State court officials are panicking about federal enforcement agents arresting illegal aliens at courthouses, but a Department of Homeland Security (DHS) official said Tuesday that merely being present at a courthouse won’t save an illegal from deportation.
“Just because they’re a victim in a certain case does not mean there’s not something in their background that could cause them to be a removable alien,’” DHS spokesman David Lapan said, according to The Washington Post. “Just because they’re a witness doesn’t mean they might not pose a security threat for other reasons.”
“I can’t give a blanket statement that says every witness and victim is somehow untouchable, because they may have circumstances in their own case that would make them again subject to arrest,” he added, saying that cause of arrest “could be any number of things — again, the categories that we’ve talked about that make them subject to arrest or potential removal still apply to somebody who might him or herself be a victim.’”
Although in March California Chief Justice Tani G. Cantil-Sakauye bitterly complained about the practice, DHS Secretary John F. Kelly and Attorney General Jeff Sessions said in response that the courthouse is actually one of the best places to arrest illegals, as they’ve usually been scanned for possession of weapons before they’re allowed entrance into most areas of courthouses.

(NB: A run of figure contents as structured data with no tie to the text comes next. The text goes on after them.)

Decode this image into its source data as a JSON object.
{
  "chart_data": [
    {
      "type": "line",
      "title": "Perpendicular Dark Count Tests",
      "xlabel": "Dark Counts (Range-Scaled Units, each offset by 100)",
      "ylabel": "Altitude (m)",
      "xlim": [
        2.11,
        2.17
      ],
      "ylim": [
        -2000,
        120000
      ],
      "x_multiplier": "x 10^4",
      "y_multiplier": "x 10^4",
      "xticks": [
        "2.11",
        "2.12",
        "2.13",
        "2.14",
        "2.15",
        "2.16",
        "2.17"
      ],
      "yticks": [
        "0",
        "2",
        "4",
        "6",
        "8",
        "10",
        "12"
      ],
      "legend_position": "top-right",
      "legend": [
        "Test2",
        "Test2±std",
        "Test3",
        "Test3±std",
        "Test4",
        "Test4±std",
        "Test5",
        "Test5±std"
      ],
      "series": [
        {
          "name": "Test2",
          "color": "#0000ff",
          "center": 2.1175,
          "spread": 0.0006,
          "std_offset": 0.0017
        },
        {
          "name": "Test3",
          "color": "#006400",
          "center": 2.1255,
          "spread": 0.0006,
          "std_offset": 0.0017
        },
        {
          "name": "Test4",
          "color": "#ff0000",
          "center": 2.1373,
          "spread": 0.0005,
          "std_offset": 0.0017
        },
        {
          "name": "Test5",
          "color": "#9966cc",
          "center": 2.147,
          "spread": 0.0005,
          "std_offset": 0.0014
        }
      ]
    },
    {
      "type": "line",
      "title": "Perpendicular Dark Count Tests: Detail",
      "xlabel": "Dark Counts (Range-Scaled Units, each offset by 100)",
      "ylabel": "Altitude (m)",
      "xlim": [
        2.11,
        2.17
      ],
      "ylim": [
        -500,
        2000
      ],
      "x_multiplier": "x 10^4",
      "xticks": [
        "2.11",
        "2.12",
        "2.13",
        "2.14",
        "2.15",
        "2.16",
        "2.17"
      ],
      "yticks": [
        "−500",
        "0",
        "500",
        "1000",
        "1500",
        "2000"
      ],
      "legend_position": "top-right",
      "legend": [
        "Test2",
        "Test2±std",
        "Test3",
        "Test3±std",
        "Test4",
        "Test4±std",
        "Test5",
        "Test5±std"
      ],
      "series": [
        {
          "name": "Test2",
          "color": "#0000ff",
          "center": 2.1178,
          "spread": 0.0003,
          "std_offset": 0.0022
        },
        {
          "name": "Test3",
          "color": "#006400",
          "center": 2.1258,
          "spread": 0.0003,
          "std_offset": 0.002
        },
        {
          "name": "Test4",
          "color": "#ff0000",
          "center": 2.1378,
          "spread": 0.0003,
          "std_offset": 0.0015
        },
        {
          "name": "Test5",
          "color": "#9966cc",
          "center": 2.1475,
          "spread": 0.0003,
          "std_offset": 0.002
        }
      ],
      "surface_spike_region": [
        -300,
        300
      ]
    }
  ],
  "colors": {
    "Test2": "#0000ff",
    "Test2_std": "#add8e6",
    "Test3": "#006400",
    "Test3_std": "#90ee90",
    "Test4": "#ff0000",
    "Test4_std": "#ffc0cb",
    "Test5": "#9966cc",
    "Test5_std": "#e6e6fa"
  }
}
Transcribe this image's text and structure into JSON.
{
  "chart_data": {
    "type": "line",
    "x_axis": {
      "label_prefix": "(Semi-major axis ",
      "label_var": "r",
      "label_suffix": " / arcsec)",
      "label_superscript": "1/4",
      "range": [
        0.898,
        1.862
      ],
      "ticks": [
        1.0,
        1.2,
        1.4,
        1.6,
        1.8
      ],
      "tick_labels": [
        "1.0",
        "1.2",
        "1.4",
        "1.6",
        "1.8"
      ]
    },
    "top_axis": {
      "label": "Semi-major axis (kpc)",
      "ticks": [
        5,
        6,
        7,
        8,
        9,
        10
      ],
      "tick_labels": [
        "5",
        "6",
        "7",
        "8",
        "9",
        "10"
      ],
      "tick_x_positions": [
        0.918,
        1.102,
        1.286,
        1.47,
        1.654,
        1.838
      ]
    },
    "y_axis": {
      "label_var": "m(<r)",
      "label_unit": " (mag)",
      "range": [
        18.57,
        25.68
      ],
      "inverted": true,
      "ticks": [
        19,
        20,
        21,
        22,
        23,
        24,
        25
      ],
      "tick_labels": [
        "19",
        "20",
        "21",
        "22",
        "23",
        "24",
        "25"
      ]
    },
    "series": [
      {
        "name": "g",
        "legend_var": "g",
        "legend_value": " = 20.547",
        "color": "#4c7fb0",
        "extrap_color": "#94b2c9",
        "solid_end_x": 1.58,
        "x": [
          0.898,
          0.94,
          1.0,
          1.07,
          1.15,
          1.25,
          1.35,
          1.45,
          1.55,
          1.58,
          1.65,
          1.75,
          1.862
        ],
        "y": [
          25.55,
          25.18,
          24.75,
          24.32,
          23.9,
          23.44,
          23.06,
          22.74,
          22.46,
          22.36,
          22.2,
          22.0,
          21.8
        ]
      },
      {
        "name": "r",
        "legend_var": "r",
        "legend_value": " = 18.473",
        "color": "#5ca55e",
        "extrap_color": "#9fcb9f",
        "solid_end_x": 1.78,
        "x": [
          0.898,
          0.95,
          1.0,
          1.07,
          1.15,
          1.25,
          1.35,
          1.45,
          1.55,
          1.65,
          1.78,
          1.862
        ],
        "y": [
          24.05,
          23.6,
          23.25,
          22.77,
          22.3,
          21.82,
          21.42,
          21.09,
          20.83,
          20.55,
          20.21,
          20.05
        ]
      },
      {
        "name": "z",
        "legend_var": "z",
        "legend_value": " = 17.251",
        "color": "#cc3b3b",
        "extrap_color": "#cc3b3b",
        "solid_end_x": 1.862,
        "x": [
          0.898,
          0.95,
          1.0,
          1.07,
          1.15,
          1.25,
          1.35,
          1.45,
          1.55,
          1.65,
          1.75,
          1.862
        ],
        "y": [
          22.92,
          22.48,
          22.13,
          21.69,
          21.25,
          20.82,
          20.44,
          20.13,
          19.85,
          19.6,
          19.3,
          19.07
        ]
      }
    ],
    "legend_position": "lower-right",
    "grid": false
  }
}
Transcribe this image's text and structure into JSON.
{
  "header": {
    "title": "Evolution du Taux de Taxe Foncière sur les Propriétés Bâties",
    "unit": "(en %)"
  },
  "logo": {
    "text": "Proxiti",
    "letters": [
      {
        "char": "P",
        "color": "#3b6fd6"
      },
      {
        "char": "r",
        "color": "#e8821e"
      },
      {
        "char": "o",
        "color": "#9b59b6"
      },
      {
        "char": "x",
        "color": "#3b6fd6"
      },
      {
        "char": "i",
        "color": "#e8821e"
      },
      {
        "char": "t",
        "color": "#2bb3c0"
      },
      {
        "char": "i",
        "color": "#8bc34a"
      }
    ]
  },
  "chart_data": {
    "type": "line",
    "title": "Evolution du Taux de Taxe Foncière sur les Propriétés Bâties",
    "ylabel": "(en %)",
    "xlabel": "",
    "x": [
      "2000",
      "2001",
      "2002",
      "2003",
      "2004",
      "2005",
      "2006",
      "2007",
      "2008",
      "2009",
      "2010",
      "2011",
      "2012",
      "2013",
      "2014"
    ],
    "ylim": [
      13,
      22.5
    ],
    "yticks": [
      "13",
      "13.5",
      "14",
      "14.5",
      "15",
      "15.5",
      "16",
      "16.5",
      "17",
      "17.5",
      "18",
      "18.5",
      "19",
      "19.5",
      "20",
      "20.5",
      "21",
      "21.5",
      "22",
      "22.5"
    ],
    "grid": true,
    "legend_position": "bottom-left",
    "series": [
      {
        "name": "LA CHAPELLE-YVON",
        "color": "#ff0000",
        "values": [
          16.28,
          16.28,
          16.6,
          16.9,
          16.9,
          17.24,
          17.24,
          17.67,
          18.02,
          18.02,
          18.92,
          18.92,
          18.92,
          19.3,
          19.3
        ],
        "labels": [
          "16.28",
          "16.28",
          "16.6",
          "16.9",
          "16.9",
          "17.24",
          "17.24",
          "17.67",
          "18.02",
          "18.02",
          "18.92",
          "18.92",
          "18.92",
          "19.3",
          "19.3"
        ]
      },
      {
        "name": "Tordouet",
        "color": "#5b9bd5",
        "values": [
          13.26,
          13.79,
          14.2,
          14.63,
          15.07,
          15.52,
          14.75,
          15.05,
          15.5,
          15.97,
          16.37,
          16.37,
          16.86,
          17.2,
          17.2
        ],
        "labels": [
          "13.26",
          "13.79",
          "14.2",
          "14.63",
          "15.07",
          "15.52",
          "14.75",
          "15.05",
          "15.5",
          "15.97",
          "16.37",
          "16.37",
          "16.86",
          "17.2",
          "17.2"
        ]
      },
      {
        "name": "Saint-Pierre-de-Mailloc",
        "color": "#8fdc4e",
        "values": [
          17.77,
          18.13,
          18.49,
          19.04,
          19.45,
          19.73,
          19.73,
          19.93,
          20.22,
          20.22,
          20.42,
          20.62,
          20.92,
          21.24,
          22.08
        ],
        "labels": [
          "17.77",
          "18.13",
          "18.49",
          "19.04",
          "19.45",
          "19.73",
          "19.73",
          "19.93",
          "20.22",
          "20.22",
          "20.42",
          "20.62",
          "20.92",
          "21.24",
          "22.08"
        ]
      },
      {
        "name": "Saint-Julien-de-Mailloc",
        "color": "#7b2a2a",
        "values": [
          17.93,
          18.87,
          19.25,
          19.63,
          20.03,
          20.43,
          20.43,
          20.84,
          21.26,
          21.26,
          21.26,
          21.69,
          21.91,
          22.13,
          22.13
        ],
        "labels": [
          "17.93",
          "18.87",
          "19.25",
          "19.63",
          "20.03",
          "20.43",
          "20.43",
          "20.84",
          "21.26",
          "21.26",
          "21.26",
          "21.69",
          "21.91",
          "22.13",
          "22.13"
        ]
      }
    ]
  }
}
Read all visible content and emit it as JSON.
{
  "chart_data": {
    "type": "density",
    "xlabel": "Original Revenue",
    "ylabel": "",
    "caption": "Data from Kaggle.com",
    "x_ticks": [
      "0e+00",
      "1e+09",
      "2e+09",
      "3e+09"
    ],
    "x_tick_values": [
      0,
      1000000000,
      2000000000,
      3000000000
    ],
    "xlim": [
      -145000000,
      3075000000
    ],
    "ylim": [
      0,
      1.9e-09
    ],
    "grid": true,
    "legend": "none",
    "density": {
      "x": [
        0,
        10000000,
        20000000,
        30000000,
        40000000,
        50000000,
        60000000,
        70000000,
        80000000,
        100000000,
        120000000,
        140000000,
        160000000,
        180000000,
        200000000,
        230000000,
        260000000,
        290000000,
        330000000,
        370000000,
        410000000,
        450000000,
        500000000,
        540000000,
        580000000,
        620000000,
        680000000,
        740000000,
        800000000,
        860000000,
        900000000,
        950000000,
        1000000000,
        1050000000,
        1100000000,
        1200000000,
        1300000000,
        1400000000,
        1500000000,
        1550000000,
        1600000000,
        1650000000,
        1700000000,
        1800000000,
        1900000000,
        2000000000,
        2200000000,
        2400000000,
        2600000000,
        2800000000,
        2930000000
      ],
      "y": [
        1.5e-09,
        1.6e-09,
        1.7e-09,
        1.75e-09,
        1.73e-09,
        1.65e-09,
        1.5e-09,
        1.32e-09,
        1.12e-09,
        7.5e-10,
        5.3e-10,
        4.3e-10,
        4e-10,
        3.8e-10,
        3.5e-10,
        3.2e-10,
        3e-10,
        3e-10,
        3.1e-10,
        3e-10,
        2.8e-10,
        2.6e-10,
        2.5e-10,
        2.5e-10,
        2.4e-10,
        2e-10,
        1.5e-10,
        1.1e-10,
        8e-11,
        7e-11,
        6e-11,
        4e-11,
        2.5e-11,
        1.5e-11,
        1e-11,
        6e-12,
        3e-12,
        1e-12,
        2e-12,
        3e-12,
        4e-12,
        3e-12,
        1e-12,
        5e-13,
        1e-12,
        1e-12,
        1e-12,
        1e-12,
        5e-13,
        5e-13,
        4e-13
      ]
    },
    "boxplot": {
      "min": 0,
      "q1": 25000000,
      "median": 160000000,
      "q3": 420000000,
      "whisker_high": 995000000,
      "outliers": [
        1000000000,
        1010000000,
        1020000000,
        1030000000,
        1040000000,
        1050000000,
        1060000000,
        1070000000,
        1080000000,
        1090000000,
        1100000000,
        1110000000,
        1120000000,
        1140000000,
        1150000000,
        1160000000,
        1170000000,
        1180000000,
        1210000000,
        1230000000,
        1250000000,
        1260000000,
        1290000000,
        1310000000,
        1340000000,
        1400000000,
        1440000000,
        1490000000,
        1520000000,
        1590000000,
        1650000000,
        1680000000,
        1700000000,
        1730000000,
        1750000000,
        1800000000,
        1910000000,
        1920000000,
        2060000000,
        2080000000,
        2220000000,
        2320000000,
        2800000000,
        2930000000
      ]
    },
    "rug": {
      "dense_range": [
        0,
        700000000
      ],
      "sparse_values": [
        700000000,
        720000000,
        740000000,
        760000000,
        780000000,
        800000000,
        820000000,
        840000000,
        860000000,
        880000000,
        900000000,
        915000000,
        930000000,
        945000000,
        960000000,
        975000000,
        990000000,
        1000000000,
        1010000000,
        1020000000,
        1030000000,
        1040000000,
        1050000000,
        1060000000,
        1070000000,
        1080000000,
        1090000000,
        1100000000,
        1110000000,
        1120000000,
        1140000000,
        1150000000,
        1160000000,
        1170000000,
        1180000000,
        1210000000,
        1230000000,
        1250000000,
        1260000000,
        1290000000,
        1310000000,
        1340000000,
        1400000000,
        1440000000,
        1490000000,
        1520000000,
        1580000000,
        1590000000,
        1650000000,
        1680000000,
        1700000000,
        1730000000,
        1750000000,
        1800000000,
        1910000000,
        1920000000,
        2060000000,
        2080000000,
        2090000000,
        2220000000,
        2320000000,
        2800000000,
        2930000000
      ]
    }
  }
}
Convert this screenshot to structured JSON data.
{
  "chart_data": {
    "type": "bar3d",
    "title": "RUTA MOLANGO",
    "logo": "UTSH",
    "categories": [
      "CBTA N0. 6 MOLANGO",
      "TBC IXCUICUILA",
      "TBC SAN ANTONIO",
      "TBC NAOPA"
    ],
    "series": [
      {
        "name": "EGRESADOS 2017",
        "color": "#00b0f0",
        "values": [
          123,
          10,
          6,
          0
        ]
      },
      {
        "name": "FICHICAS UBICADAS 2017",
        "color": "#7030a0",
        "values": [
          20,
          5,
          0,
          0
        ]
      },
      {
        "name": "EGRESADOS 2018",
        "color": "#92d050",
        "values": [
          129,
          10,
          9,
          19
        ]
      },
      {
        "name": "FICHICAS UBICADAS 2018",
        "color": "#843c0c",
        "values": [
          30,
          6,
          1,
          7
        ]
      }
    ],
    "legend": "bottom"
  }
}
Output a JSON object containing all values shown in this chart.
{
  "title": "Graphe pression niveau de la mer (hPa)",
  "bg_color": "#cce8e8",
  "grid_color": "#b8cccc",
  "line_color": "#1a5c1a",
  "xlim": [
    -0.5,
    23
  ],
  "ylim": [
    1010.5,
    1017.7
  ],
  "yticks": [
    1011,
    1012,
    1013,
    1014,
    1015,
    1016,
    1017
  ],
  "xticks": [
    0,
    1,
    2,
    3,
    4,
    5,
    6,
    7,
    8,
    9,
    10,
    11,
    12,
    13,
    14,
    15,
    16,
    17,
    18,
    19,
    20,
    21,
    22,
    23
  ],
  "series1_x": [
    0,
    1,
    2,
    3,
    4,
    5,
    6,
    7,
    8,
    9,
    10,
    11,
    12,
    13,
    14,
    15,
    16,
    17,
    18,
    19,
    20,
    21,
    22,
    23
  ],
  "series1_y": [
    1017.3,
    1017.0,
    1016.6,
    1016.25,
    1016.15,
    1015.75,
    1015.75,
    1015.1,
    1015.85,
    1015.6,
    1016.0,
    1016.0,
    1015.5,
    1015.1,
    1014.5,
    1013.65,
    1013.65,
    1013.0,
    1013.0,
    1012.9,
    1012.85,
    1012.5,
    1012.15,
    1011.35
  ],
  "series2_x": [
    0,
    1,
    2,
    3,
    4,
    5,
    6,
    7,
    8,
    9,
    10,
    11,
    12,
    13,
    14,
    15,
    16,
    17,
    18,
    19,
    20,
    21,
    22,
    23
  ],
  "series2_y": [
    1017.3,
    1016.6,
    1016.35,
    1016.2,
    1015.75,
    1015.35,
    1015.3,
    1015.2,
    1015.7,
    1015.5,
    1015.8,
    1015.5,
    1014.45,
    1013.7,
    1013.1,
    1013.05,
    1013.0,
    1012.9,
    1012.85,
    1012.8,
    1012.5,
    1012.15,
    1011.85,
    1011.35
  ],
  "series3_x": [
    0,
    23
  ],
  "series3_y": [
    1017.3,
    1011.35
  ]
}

Unfortunately, Kelly and Sessions noted, there’s been a clash with local jurisdictions blocking Immigration and Customs Enforcement (ICE) agents from entering prisons to arrest illegals, which then forces agents to shift to courthouses, instead.
In February, an ICE agent arrested a transgender illegal at a courthouse in El Paso, Texas, who was in court trying to seek a protective order against an ex-boyfriend.
“I did not think this situation would be possible,” Irvin Gonzalez said.
Gonzalez has already served time in prison on larceny and assault, in addition to being deported numerous times in the past.
In prison, Gonzalez was denied access to hormones, meaning that he was starting to grow facial hair again.
The ability of ICE and other border enforcement agents to carry out their jobs without the strictures placed upon them by the Obama administration has resulted in a surge of morale.
“For the first time in my nineteen years, I feel like I can do the job I was hired to do, the job they tell you you’ll be doing when you leave the academy,” a border patrol agent from San Diego, California, told The New York Times in February.